Beneath the hood, this process should trigger a call to the network requesting a user slot for any server that could cater to that generic profile the prospect user filled. Even bans should be handled differently, in my opinion.
Imagine to go over all that… To end up on .ml
You’re 100% on point. From first attempt to getting my final account it took me a few weeks. Had an instance close down days after joining, another blocking communities I was interested, sign up denied…
In fucking reddit you don’t even need a real email
I only used my email for safety purpose; I tend to forget passwords.
Again, as someone with very low technical skills, I think things could be tweaked to increase traction. Even funding.
I’m not even adverse to see advertisement on the Fediverse, as long as those trying to advertise here keep in mind they want to reach the user base here, not the other way around. To this, it would imply low impact, discreet and highly curated advertisement.
Instances closing down don’t shock me. People have other things to do: real life should take precedence over social media. I like to be here but when my smartphone broke and I was back on a Nokia brick, I didn’t missed it.
An instance shutting down should automatically request to the network transfer of its subscribed users. Again, something the users should be aware of but completely invisible to them.
And even bans should work like that. A user may become persona non grata but they still should be capable of accessing the rest of the network or, at least, request transfer. Hard bans, in my view, only create malice and the creation of other accounts, that will just eat the capability of the instance to receive new users.
Another contributing factor is that Lemmy & Mastodon “care about privacy”. Odd, in my opinion, for a public social network.
Their interpretation of that is that they don’t send referer headers.

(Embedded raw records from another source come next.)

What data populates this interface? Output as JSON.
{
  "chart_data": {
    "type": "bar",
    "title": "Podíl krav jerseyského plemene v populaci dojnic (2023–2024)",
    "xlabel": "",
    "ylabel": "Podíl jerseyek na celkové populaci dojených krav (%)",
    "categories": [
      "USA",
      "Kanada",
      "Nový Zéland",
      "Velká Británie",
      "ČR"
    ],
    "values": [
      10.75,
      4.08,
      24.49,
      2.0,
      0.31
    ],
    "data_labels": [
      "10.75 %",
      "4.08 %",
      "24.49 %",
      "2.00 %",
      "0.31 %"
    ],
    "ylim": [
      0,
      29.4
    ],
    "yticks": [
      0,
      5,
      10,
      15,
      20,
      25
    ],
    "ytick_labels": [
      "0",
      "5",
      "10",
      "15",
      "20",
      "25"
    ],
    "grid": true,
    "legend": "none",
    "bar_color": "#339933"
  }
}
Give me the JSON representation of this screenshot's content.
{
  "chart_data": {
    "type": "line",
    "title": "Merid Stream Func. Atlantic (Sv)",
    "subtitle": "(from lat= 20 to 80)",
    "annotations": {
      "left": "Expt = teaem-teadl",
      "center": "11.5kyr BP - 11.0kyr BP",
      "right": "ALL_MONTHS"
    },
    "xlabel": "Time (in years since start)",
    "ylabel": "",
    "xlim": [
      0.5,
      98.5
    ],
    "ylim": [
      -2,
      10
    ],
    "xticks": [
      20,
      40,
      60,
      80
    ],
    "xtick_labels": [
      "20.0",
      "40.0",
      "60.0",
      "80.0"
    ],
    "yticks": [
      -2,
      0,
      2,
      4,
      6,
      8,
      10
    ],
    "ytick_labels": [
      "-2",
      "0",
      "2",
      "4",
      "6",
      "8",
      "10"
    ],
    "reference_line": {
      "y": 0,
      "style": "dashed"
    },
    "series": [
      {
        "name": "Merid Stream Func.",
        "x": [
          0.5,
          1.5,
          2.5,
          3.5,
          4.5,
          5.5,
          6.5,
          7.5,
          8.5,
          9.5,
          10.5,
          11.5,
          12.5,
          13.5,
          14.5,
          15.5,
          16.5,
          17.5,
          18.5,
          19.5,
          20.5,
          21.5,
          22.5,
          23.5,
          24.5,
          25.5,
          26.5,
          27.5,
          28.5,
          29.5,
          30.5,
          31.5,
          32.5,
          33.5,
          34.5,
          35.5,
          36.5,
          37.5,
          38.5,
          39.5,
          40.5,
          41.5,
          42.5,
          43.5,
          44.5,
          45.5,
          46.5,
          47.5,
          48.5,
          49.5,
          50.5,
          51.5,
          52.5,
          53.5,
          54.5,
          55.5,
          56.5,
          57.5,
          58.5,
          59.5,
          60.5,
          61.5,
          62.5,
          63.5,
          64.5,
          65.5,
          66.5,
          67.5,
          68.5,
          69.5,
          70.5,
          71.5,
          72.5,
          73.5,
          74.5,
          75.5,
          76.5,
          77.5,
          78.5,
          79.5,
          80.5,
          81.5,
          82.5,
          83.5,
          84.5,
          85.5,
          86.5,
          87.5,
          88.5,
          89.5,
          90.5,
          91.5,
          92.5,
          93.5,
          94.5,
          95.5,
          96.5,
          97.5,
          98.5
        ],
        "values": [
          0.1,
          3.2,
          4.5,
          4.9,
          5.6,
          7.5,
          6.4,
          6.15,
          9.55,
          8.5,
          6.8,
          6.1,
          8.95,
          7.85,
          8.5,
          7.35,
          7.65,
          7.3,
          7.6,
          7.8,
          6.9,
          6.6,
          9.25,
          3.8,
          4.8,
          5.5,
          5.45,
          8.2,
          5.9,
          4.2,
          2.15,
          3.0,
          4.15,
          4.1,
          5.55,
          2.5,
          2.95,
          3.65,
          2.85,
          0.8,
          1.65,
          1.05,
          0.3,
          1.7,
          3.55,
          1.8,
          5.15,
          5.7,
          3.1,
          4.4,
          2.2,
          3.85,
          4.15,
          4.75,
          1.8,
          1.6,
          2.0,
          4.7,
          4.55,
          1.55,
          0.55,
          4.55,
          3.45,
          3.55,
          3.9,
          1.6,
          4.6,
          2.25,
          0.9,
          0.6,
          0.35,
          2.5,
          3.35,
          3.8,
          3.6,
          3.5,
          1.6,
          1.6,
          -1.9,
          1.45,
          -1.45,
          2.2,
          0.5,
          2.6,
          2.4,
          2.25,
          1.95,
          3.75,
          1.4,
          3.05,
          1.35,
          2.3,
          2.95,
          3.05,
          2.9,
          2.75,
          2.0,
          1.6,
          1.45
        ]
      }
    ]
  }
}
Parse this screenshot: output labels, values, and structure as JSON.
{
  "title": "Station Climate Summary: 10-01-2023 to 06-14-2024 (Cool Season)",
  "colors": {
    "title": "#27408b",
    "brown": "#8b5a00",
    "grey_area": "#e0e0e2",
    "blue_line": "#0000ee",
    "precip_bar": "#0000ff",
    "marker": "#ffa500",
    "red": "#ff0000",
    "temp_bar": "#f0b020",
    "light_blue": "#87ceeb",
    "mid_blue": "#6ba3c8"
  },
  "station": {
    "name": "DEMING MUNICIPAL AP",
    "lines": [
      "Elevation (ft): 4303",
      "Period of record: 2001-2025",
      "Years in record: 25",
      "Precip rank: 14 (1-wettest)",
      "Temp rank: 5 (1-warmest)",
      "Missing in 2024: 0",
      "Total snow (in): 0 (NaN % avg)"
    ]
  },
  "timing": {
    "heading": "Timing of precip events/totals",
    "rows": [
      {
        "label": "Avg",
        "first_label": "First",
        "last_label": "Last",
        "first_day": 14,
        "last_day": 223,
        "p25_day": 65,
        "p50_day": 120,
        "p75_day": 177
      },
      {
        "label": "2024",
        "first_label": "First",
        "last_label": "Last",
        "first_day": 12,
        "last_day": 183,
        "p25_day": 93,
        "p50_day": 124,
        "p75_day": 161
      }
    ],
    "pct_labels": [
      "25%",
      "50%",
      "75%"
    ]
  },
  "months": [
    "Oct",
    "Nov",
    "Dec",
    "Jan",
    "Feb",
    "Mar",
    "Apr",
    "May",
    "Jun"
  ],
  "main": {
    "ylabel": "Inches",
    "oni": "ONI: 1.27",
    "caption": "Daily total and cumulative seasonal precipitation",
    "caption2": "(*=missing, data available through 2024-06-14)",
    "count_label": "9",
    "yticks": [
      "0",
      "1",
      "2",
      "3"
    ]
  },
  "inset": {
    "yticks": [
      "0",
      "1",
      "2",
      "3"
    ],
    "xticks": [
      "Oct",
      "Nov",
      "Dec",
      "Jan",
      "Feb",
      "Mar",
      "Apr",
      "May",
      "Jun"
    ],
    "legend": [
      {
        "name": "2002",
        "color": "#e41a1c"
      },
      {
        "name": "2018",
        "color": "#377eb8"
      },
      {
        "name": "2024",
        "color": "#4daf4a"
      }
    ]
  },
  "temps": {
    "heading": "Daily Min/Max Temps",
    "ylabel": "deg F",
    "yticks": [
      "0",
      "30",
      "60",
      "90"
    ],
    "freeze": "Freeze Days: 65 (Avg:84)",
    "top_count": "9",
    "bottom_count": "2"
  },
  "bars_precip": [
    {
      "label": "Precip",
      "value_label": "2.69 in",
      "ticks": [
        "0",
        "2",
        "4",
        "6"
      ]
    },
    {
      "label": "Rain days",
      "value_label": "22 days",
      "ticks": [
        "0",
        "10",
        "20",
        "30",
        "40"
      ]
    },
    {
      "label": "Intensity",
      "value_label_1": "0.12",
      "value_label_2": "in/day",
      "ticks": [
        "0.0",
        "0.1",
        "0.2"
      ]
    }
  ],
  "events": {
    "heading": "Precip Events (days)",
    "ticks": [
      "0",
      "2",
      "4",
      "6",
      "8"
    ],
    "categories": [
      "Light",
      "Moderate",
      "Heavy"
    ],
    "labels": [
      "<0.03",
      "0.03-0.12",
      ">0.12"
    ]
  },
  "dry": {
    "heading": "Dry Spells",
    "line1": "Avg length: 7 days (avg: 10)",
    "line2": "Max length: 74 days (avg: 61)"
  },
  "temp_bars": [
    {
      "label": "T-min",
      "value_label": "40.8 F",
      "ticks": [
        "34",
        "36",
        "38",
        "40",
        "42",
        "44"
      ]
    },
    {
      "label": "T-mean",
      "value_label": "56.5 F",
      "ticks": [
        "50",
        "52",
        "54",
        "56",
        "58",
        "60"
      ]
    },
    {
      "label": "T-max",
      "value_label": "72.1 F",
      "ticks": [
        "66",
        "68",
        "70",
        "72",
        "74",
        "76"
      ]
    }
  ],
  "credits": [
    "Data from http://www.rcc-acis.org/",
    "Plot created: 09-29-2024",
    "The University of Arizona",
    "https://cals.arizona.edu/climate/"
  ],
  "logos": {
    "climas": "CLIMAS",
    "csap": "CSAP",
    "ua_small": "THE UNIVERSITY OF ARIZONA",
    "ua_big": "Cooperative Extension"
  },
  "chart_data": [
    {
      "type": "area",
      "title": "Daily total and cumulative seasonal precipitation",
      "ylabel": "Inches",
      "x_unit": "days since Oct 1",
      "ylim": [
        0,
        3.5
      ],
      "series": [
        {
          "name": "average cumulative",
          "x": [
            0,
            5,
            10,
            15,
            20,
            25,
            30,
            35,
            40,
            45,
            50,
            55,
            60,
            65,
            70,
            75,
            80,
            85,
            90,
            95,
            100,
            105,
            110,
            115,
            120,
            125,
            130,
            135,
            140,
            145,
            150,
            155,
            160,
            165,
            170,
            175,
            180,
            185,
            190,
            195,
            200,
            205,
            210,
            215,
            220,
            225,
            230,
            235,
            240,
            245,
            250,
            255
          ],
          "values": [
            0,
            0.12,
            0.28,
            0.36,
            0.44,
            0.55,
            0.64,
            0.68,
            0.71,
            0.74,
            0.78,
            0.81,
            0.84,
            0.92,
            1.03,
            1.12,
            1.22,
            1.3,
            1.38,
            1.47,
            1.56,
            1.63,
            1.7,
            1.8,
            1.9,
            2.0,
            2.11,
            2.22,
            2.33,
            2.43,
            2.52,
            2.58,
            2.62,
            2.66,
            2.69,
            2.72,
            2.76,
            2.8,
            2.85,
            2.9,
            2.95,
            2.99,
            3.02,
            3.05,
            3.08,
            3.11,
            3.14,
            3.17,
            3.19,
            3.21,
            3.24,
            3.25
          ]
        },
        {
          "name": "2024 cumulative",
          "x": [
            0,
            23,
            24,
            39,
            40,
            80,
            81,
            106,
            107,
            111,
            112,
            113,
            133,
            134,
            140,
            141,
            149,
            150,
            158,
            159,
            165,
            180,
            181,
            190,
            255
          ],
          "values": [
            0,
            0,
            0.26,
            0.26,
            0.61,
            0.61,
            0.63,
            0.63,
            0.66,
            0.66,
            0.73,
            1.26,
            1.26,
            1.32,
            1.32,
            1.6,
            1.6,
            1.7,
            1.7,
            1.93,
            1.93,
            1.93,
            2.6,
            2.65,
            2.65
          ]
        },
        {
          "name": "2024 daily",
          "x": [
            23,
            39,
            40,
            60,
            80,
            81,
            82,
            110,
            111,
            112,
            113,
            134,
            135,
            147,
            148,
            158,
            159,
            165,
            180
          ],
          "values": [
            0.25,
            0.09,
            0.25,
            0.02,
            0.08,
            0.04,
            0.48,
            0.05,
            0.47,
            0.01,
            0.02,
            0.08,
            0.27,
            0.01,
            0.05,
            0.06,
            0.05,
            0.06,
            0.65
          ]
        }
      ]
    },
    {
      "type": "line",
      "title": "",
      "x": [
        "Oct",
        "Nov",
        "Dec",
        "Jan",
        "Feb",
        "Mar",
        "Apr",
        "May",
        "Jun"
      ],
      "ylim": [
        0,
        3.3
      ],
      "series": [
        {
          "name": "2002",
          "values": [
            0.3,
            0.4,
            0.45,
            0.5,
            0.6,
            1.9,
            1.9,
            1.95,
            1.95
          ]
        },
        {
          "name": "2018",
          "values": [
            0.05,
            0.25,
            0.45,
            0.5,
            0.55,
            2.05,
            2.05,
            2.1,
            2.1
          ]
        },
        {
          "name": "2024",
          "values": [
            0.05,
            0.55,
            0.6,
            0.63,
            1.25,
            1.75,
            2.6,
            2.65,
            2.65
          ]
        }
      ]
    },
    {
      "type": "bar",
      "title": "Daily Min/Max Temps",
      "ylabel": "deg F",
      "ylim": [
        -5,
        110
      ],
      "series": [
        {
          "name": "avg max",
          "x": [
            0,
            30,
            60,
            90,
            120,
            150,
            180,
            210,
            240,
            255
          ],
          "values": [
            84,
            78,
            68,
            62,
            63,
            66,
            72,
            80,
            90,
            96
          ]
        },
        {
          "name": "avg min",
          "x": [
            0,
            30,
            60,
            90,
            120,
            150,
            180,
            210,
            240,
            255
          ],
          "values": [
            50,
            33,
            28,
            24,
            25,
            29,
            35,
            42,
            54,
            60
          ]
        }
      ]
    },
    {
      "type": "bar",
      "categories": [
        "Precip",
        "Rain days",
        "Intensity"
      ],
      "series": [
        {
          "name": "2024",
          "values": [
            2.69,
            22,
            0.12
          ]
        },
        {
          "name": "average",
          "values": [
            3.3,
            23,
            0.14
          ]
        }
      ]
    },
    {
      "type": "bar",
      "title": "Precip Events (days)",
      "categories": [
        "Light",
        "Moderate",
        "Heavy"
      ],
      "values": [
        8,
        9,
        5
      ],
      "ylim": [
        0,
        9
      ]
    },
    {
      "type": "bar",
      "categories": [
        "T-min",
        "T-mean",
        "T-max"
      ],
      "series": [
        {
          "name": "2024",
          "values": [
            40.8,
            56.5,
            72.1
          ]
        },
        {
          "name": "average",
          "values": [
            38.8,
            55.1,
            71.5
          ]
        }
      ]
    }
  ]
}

So to any site receiving Lemmy traffic, we’re invisible.
Pretty sure that it’s the browser which is sending referrer headers, not the individual sites. That being said, even if a provider were looking at the refer headers in their analytics to determine where people were coming from, it would not show one url, but hundreds for all the different instances there are. This would cause Lemmy to be under represented in analytics, even if in aggregate it’s the largest source of traffic.